What caused my box to die?

Adam blueeskimo at gmx.net
Thu May 29 12:49:03 PDT 2003

Well, I'm just about done rebuilding my box after a major crash and
burn. Now that things are slowing down, I'd like to get some input on
what might have caused the crash. I'm wondering if I stumbled on some
obscure bug, or maybe a known bug that hasn't ever been fixed. Let me
describe the scenario before and after the crash:

I had 3 machines on my LAN at the time. The network config is simple:
DSL Modem --> Gateway (also my workstation) --> Switch --> Laptop and
test machine

My gateway was running FreeBSD 4.7. Just before the crash, I was copying
movies via FTP from the gateway to the laptop. At the same time, I was
copying a single movie from the test machine to the gateway. I looked
over at the test machine and noticed the transfer had died, and tried to
reestablish connection with the gateway. The LAN link was dead on both
the test machine and the laptop, which I found to be extremely strange
(this had never happened before).

So, I went over to the gateway (which was still running), and I decided
to check to see if the gateway was even on the internet. I typed 'ping
ftp.cdrom.com' and pressed Enter. IMMEDIATELY after I pressed Enter, the
box completely froze up. I waited about 60 seconds to see if it would
unfreeze, but it was no use. I hard reset the box, and upon reboot the
machine was unable to boot from /. In addition, several of my partitions
on ad0 were completely hosed.

At this point I got pissed off and just powered down all machines and
decided to wait until the next morning to mess with fixing anything.
However, the next morning, the test machine wouldn't even turn on. This
is the 2nd time its done that, so I have a feeling it's just a bad
coincidence. After removing the internal cables and plugging them back
in, the machine started back up and worked fine.
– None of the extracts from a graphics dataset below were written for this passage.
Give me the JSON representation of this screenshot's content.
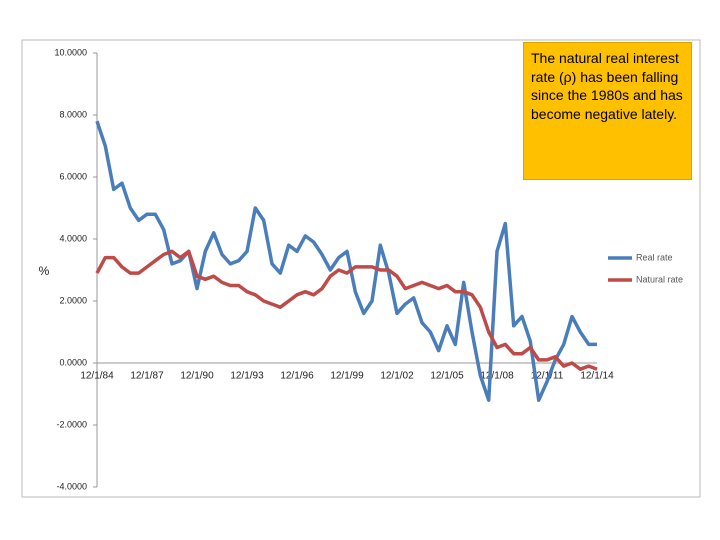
{
  "chart_data": {
    "type": "line",
    "annotation": "The natural real interest rate (ρ) has been falling since the 1980s and has become negative lately.",
    "y_label": "%",
    "categories": [
      "12/1/84",
      null,
      null,
      null,
      null,
      null,
      "12/1/87",
      null,
      null,
      null,
      null,
      null,
      "12/1/90",
      null,
      null,
      null,
      null,
      null,
      "12/1/93",
      null,
      null,
      null,
      null,
      null,
      "12/1/96",
      null,
      null,
      null,
      null,
      null,
      "12/1/99",
      null,
      null,
      null,
      null,
      null,
      "12/1/02",
      null,
      null,
      null,
      null,
      null,
      "12/1/05",
      null,
      null,
      null,
      null,
      null,
      "12/1/08",
      null,
      null,
      null,
      null,
      null,
      "12/1/11",
      null,
      null,
      null,
      null,
      null,
      "12/1/14"
    ],
    "series": [
      {
        "name": "Real rate",
        "color": "#4a7ebb",
        "values": [
          7.8,
          7.0,
          5.6,
          5.8,
          5.0,
          4.6,
          4.8,
          4.8,
          4.3,
          3.2,
          3.3,
          3.6,
          2.4,
          3.6,
          4.2,
          3.5,
          3.2,
          3.3,
          3.6,
          5.0,
          4.6,
          3.2,
          2.9,
          3.8,
          3.6,
          4.1,
          3.9,
          3.5,
          3.0,
          3.4,
          3.6,
          2.3,
          1.6,
          2.0,
          3.8,
          2.9,
          1.6,
          1.9,
          2.1,
          1.3,
          1.0,
          0.4,
          1.2,
          0.6,
          2.6,
          1.0,
          -0.4,
          -1.2,
          3.6,
          4.5,
          1.2,
          1.5,
          0.7,
          -1.2,
          -0.6,
          0.1,
          0.6,
          1.5,
          1.0,
          0.6,
          0.6
        ]
      },
      {
        "name": "Natural rate",
        "color": "#be4b48",
        "values": [
          2.9,
          3.4,
          3.4,
          3.1,
          2.9,
          2.9,
          3.1,
          3.3,
          3.5,
          3.6,
          3.4,
          3.6,
          2.8,
          2.7,
          2.8,
          2.6,
          2.5,
          2.5,
          2.3,
          2.2,
          2.0,
          1.9,
          1.8,
          2.0,
          2.2,
          2.3,
          2.2,
          2.4,
          2.8,
          3.0,
          2.9,
          3.1,
          3.1,
          3.1,
          3.0,
          3.0,
          2.8,
          2.4,
          2.5,
          2.6,
          2.5,
          2.4,
          2.5,
          2.3,
          2.3,
          2.2,
          1.8,
          1.0,
          0.5,
          0.6,
          0.3,
          0.3,
          0.5,
          0.1,
          0.1,
          0.2,
          -0.1,
          0.0,
          -0.2,
          -0.1,
          -0.2
        ]
      }
    ],
    "ylim": [
      -4,
      10
    ],
    "yticks": [
      {
        "value": 10,
        "label": "10.0000"
      },
      {
        "value": 8,
        "label": "8.0000"
      },
      {
        "value": 6,
        "label": "6.0000"
      },
      {
        "value": 4,
        "label": "4.0000"
      },
      {
        "value": 2,
        "label": "2.0000"
      },
      {
        "value": 0,
        "label": "0.0000"
      },
      {
        "value": -2,
        "label": "-2.0000"
      },
      {
        "value": -4,
        "label": "-4.0000"
      }
    ],
    "legend": "right"
  }
}
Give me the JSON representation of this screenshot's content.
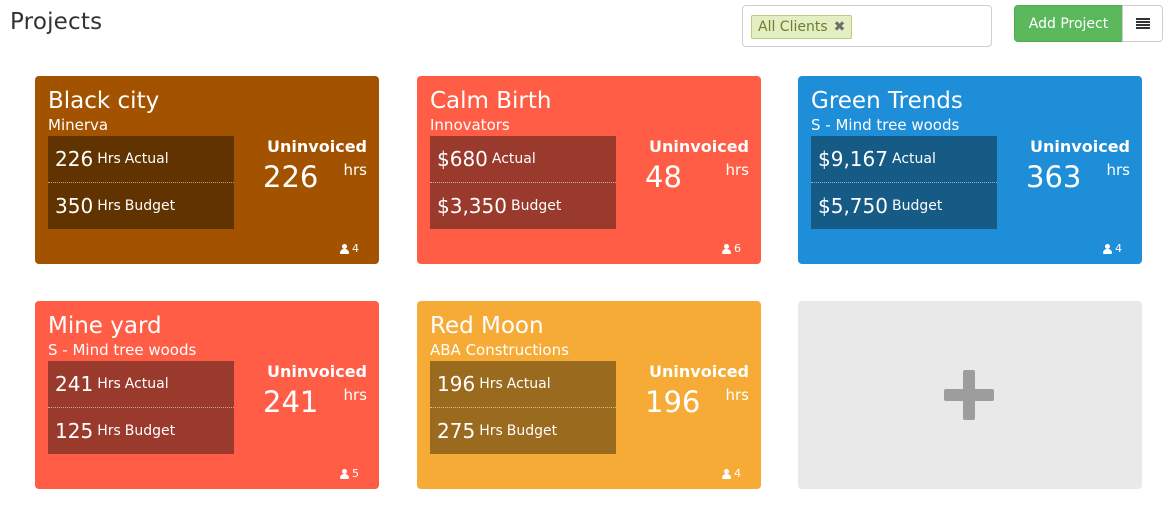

The only change to the machine that I can think of is I added 1gb of
Kingston Value RAM to the box a few days prior. However, the RAM had
been working perfectly for a few days before the crash, and for a few
days since I rebuilt the machine. Is there a port to thoroughly examine
the RAM and make sure its OK?

The fact that I had 2 large file transfers going at the time of the
problem really seems strange to me, because thats the first time I had
even done that with this gateway (the laptop is brand new). Perhaps
something went wrong with my ipf/ipnat? 

Anyhow, if you took the time to read this entire message and have some
theories, I'm all ears. I'd like to do whatever I can to avoid this
problem in the future. I'm now running FreeBSD 4.8 on the box with a
custom kernel. Seems to be working perfectly.